MORRER À FOME NÃO É… PENA DE MORTE?

O número de execuções pelos Estados que têm pena de morte atingiram no ano passado o valor mais elevado em quase uma década devido sobretudo ao aumento registado no Irão, denunciou hoje a Amnistia Internacional. Sobre as “execuções” provocadas por incúria governativa, guerras, fome etc. não há, obviamente, dados estatísticos.

No relatório anual sobre a aplicação da pena de morte a nível mundial, a organização internacional de defesa dos direitos humanos contabiliza um total de 1.153 execuções em 16 países em 2023, advertindo, porém, que este número “não inclui os milhares [de execuções] que se acredita terem sido realizadas na China”.

O número representa um aumento de mais de 30% em relação a 2022 e foi o mais elevado registado pela Amnistia Internacional desde 2015, quando o número conhecido de pessoas executadas chegou a 1.634.

“O enorme aumento nas execuções registadas deveu-se principalmente ao Irão”, explica a secretária-geral da Amnistia Internacional, Agnès Callamard, citada no documento.
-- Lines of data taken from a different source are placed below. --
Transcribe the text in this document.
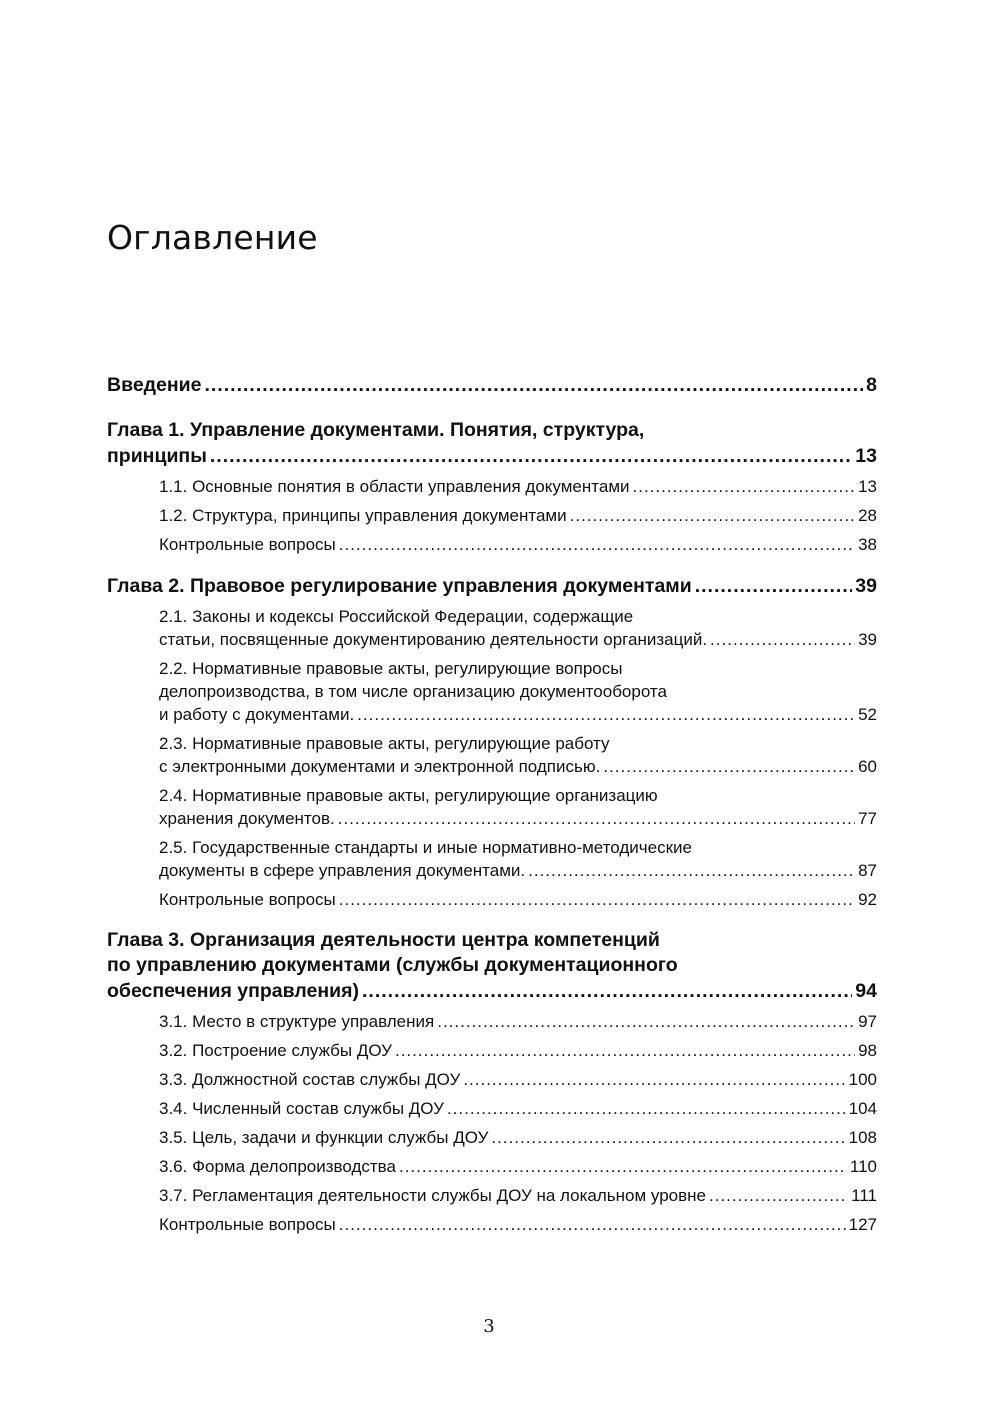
Оглавление
Введение .....	8
Глава 1. Управление документами. Понятия, структура,
принципы .....	13
1.1. Основные понятия в области управления документами .....	13
1.2. Структура, принципы управления документами .....	28
Контрольные вопросы .....	38
Глава 2. Правовое регулирование управления документами .....	39
2.1. Законы и кодексы Российской Федерации, содержащие
статьи, посвященные документированию деятельности организаций. .....	39
2.2. Нормативные правовые акты, регулирующие вопросы
делопроизводства, в том числе организацию документооборота
и работу с документами. .....	52
2.3. Нормативные правовые акты, регулирующие работу
с электронными документами и электронной подписью. .....	60
2.4. Нормативные правовые акты, регулирующие организацию
хранения документов. .....	77
2.5. Государственные стандарты и иные нормативно-методические
документы в сфере управления документами. .....	87
Контрольные вопросы .....	92
Глава 3. Организация деятельности центра компетенций
по управлению документами (службы документационного
обеспечения управления) .....	94
3.1. Место в структуре управления .....	97
3.2. Построение службы ДОУ .....	98
3.3. Должностной состав службы ДОУ .....	100
3.4. Численный состав службы ДОУ .....	104
3.5. Цель, задачи и функции службы ДОУ .....	108
3.6. Форма делопроизводства .....	110
3.7. Регламентация деятельности службы ДОУ на локальном уровне .....	111
Контрольные вопросы .....	127
3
“As autoridades iranianas demonstraram total desrespeito pela vida humana e intensificaram as execuções por crimes relacionados com drogas, realçando ainda mais o impacto discriminatório da pena de morte nas comunidades mais marginalizadas e empobrecidas do Irão”, adianta a representante da AI.

Segundo o documento hoje apresentado pela organização não-governamental (ONG), apesar do aumento de execuções registado em 2023, o número de países que aplicaram a pena de morte foi o mais baixo alguma vez contabilizado pela Amnistia Internacional.

“Apesar dos reveses que assistimos este ano, especialmente no Médio Oriente, os países que ainda realizam execuções estão cada vez mais isolados”, frisa a secretária-geral da Amnistia Internacional, afirmando que a campanha da organização contra “esse castigo abominável” está a funcionar e vai continuar até conseguir “pôr fim à pena de morte”.

O relatório identifica a China, o Irão, a Arábia Saudita, a Somália e os Estados Unidos como os cinco países com maior número de execuções em 2023, sendo o Irão responsável por 74% de todas as execuções registadas.

Apesar dos valores associados à República Islâmica do Irão, a organização admite que a China “continuou a ser o principal carrasco do mundo”, porque a verdadeira extensão da utilização da pena de morte no país permanece desconhecida, uma vez que estes dados são classificados como segredo de Estado.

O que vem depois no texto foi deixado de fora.